Personal information
- Nationality: Canada
- Born: January 9, 1979 (age 47) Charlottetown, Prince Edward Island
- Height: 1.66 m (5 ft 5+1⁄2 in)
- Weight: 58 kg (128 lb)

Sport
- Sport: Modern pentathlon
- Club: Peps de l'Université Laval Club Estoc

Medal record
Women's modern pentathlon
Representing Canada
Pan American Games
| Bronze medal – third place | 1999 Winnipeg | Individual |
Pan American Championships
| Gold medal – first place | 1997 | Team |
| Gold medal – first place | 2001 | Team |
| Bronze medal – third place | 2002 Rio de Janeiro | Individual |
| Bronze medal – third place | 2006 Mexico | Individual |
African Championships
| Silver medal – second place | 2004 Cairo | Individual |

= Kara Grant =

Canadian modern pentathlete

Kara Grant (born January 9, 1979) is a two-time Olympic modern pentathlete from Canada. She is one of the first female Canadian modern pentathletes, along with Monica Pinette, to compete at the 2004 Summer Olympics in Athens, Greece.
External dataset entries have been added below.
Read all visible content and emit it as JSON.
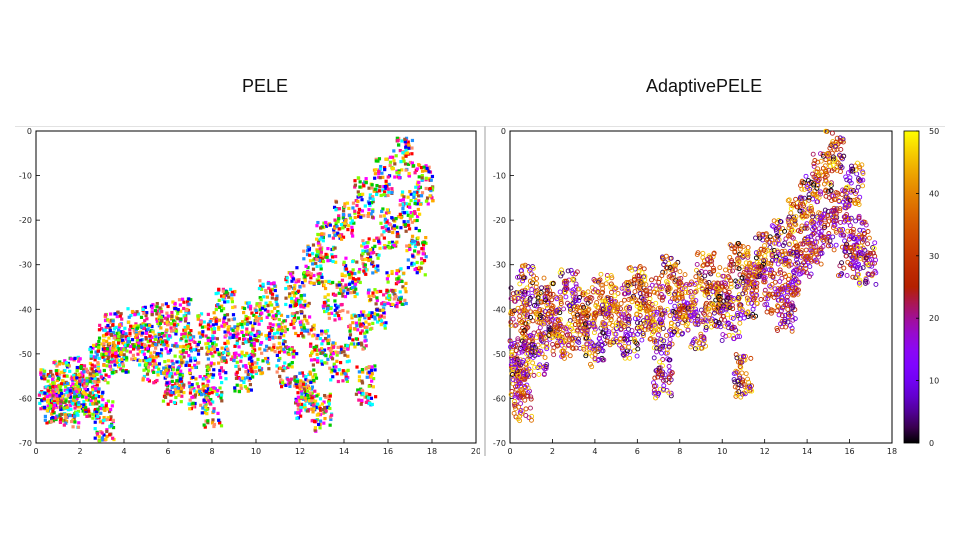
{
  "titles": {
    "left": "PELE",
    "right": "AdaptivePELE"
  },
  "chart_data": [
    {
      "type": "scatter",
      "title": "PELE",
      "xlabel": "",
      "ylabel": "",
      "xlim": [
        0,
        20
      ],
      "ylim": [
        -70,
        0
      ],
      "xticks": [
        "0",
        "2",
        "4",
        "6",
        "8",
        "10",
        "12",
        "14",
        "16",
        "18",
        "20"
      ],
      "yticks": [
        "0",
        "-10",
        "-20",
        "-30",
        "-40",
        "-50",
        "-60",
        "-70"
      ],
      "grid": false,
      "colors": [
        "#ff0000",
        "#00cc00",
        "#0000ff",
        "#ff00ff",
        "#00ffff",
        "#ffa500",
        "#ff8c69",
        "#a0522d",
        "#7fff00",
        "#ff1493",
        "#1e90ff",
        "#ffd700"
      ],
      "points": [
        {
          "x": 0.6,
          "y": -58
        },
        {
          "x": 0.8,
          "y": -61
        },
        {
          "x": 1.0,
          "y": -56
        },
        {
          "x": 1.2,
          "y": -60
        },
        {
          "x": 1.5,
          "y": -62
        },
        {
          "x": 1.8,
          "y": -55
        },
        {
          "x": 2.0,
          "y": -59
        },
        {
          "x": 2.3,
          "y": -57
        },
        {
          "x": 2.6,
          "y": -60
        },
        {
          "x": 2.9,
          "y": -52
        },
        {
          "x": 3.2,
          "y": -48
        },
        {
          "x": 3.1,
          "y": -65
        },
        {
          "x": 3.5,
          "y": -45
        },
        {
          "x": 3.8,
          "y": -50
        },
        {
          "x": 4.2,
          "y": -47
        },
        {
          "x": 4.6,
          "y": -44
        },
        {
          "x": 5.0,
          "y": -48
        },
        {
          "x": 5.3,
          "y": -52
        },
        {
          "x": 5.6,
          "y": -43
        },
        {
          "x": 6.0,
          "y": -46
        },
        {
          "x": 6.3,
          "y": -55
        },
        {
          "x": 6.6,
          "y": -42
        },
        {
          "x": 7.0,
          "y": -49
        },
        {
          "x": 7.4,
          "y": -58
        },
        {
          "x": 7.8,
          "y": -45
        },
        {
          "x": 8.2,
          "y": -52
        },
        {
          "x": 8.6,
          "y": -40
        },
        {
          "x": 9.0,
          "y": -47
        },
        {
          "x": 9.4,
          "y": -54
        },
        {
          "x": 9.8,
          "y": -43
        },
        {
          "x": 10.2,
          "y": -50
        },
        {
          "x": 10.6,
          "y": -38
        },
        {
          "x": 11.0,
          "y": -45
        },
        {
          "x": 11.4,
          "y": -53
        },
        {
          "x": 11.8,
          "y": -35
        },
        {
          "x": 12.0,
          "y": -42
        },
        {
          "x": 12.3,
          "y": -58
        },
        {
          "x": 12.6,
          "y": -30
        },
        {
          "x": 12.9,
          "y": -48
        },
        {
          "x": 13.2,
          "y": -25
        },
        {
          "x": 13.5,
          "y": -38
        },
        {
          "x": 13.8,
          "y": -52
        },
        {
          "x": 14.0,
          "y": -20
        },
        {
          "x": 14.3,
          "y": -33
        },
        {
          "x": 14.6,
          "y": -45
        },
        {
          "x": 14.9,
          "y": -15
        },
        {
          "x": 15.2,
          "y": -28
        },
        {
          "x": 15.5,
          "y": -40
        },
        {
          "x": 15.8,
          "y": -10
        },
        {
          "x": 16.1,
          "y": -22
        },
        {
          "x": 16.4,
          "y": -35
        },
        {
          "x": 16.7,
          "y": -6
        },
        {
          "x": 17.0,
          "y": -18
        },
        {
          "x": 17.3,
          "y": -28
        },
        {
          "x": 17.6,
          "y": -12
        },
        {
          "x": 13.0,
          "y": -63
        },
        {
          "x": 12.2,
          "y": -60
        },
        {
          "x": 6.2,
          "y": -57
        },
        {
          "x": 8.0,
          "y": -62
        },
        {
          "x": 15.0,
          "y": -57
        }
      ]
    },
    {
      "type": "scatter",
      "title": "AdaptivePELE",
      "xlabel": "",
      "ylabel": "",
      "xlim": [
        0,
        18
      ],
      "ylim": [
        -70,
        0
      ],
      "xticks": [
        "0",
        "2",
        "4",
        "6",
        "8",
        "10",
        "12",
        "14",
        "16",
        "18"
      ],
      "yticks": [
        "0",
        "-10",
        "-20",
        "-30",
        "-40",
        "-50",
        "-60",
        "-70"
      ],
      "grid": false,
      "colorbar": {
        "min": 0,
        "max": 50,
        "ticks": [
          "0",
          "10",
          "20",
          "30",
          "40",
          "50"
        ],
        "colormap": "gnuplot"
      },
      "points": [
        {
          "x": 0.3,
          "y": -40,
          "c": 20
        },
        {
          "x": 0.5,
          "y": -55,
          "c": 12
        },
        {
          "x": 0.8,
          "y": -35,
          "c": 35
        },
        {
          "x": 1.0,
          "y": -45,
          "c": 18
        },
        {
          "x": 1.3,
          "y": -50,
          "c": 40
        },
        {
          "x": 1.6,
          "y": -38,
          "c": 22
        },
        {
          "x": 2.0,
          "y": -42,
          "c": 30
        },
        {
          "x": 2.4,
          "y": -47,
          "c": 15
        },
        {
          "x": 2.8,
          "y": -36,
          "c": 45
        },
        {
          "x": 3.2,
          "y": -44,
          "c": 25
        },
        {
          "x": 3.6,
          "y": -40,
          "c": 19
        },
        {
          "x": 4.0,
          "y": -48,
          "c": 38
        },
        {
          "x": 4.4,
          "y": -37,
          "c": 21
        },
        {
          "x": 4.8,
          "y": -43,
          "c": 33
        },
        {
          "x": 5.2,
          "y": -39,
          "c": 17
        },
        {
          "x": 5.6,
          "y": -46,
          "c": 42
        },
        {
          "x": 6.0,
          "y": -35,
          "c": 24
        },
        {
          "x": 6.4,
          "y": -42,
          "c": 29
        },
        {
          "x": 6.8,
          "y": -38,
          "c": 16
        },
        {
          "x": 7.2,
          "y": -45,
          "c": 36
        },
        {
          "x": 7.6,
          "y": -33,
          "c": 23
        },
        {
          "x": 8.0,
          "y": -41,
          "c": 31
        },
        {
          "x": 8.4,
          "y": -37,
          "c": 14
        },
        {
          "x": 8.8,
          "y": -44,
          "c": 40
        },
        {
          "x": 9.2,
          "y": -32,
          "c": 20
        },
        {
          "x": 9.6,
          "y": -39,
          "c": 27
        },
        {
          "x": 10.0,
          "y": -35,
          "c": 18
        },
        {
          "x": 10.4,
          "y": -42,
          "c": 44
        },
        {
          "x": 10.8,
          "y": -30,
          "c": 22
        },
        {
          "x": 11.2,
          "y": -37,
          "c": 34
        },
        {
          "x": 11.6,
          "y": -33,
          "c": 15
        },
        {
          "x": 12.0,
          "y": -28,
          "c": 26
        },
        {
          "x": 12.4,
          "y": -36,
          "c": 9
        },
        {
          "x": 12.8,
          "y": -25,
          "c": 38
        },
        {
          "x": 13.2,
          "y": -32,
          "c": 12
        },
        {
          "x": 13.5,
          "y": -20,
          "c": 21
        },
        {
          "x": 13.8,
          "y": -29,
          "c": 5
        },
        {
          "x": 14.1,
          "y": -15,
          "c": 30
        },
        {
          "x": 14.4,
          "y": -25,
          "c": 8
        },
        {
          "x": 14.7,
          "y": -10,
          "c": 18
        },
        {
          "x": 15.0,
          "y": -22,
          "c": 3
        },
        {
          "x": 15.3,
          "y": -5,
          "c": 24
        },
        {
          "x": 15.6,
          "y": -18,
          "c": 10
        },
        {
          "x": 15.9,
          "y": -28,
          "c": 2
        },
        {
          "x": 16.2,
          "y": -12,
          "c": 35
        },
        {
          "x": 16.5,
          "y": -24,
          "c": 6
        },
        {
          "x": 16.8,
          "y": -30,
          "c": 45
        },
        {
          "x": 13.0,
          "y": -40,
          "c": 4
        },
        {
          "x": 11.0,
          "y": -55,
          "c": 28
        },
        {
          "x": 7.2,
          "y": -55,
          "c": 48
        },
        {
          "x": 0.6,
          "y": -60,
          "c": 14
        },
        {
          "x": 0.4,
          "y": -50,
          "c": 47
        }
      ]
    }
  ]
}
Born and raised in Charlottetown, Prince Edward Island, Grant started out her sporting career in modern pentathlon at the age of sixteen. Although she joined in a local fencing club, Grant was intrigued by the challenge and variety of five different sporting disciplines (shooting, fencing, swimming, horse-riding, and running), which ultimately made her decision to try and accomplish the sport. In 1999, Grant received a qualifying berth for the Pan American Games in Winnipeg, Manitoba, where she took home the bronze medal for her national team. Following her well-accomplished result, she spent five years of training and competition before was able to break through into the international scene in 2002, when she added her first individual bronze medal at the Pan American Championships in Rio de Janeiro, Brazil. She also graduated from the University of Prince Edward Island with a Bachelor of Science degree in 2002

Grant qualified for the 2004 Summer Olympics in Athens, as one of the first female Canadian modern-pentathletes, and competed in the women's event, where she finished only in twenty-second place. She also produced her first top-ten finish at the 2006 World Modern Pentathlon Championships in Guatemala City, Guatemala, and nearly missed out the medal podium at the 2007 Pan American Games in Rio de Janeiro, finishing abruptly in fourth place. Following her highest achievements in the international scene, Grant competed at her second Olympics in Beijing in 2008, and finished thirty-first in the women's event.

Shortly after the Olympics, Grant retired from her sporting career, and worked as a motivational and public speaker.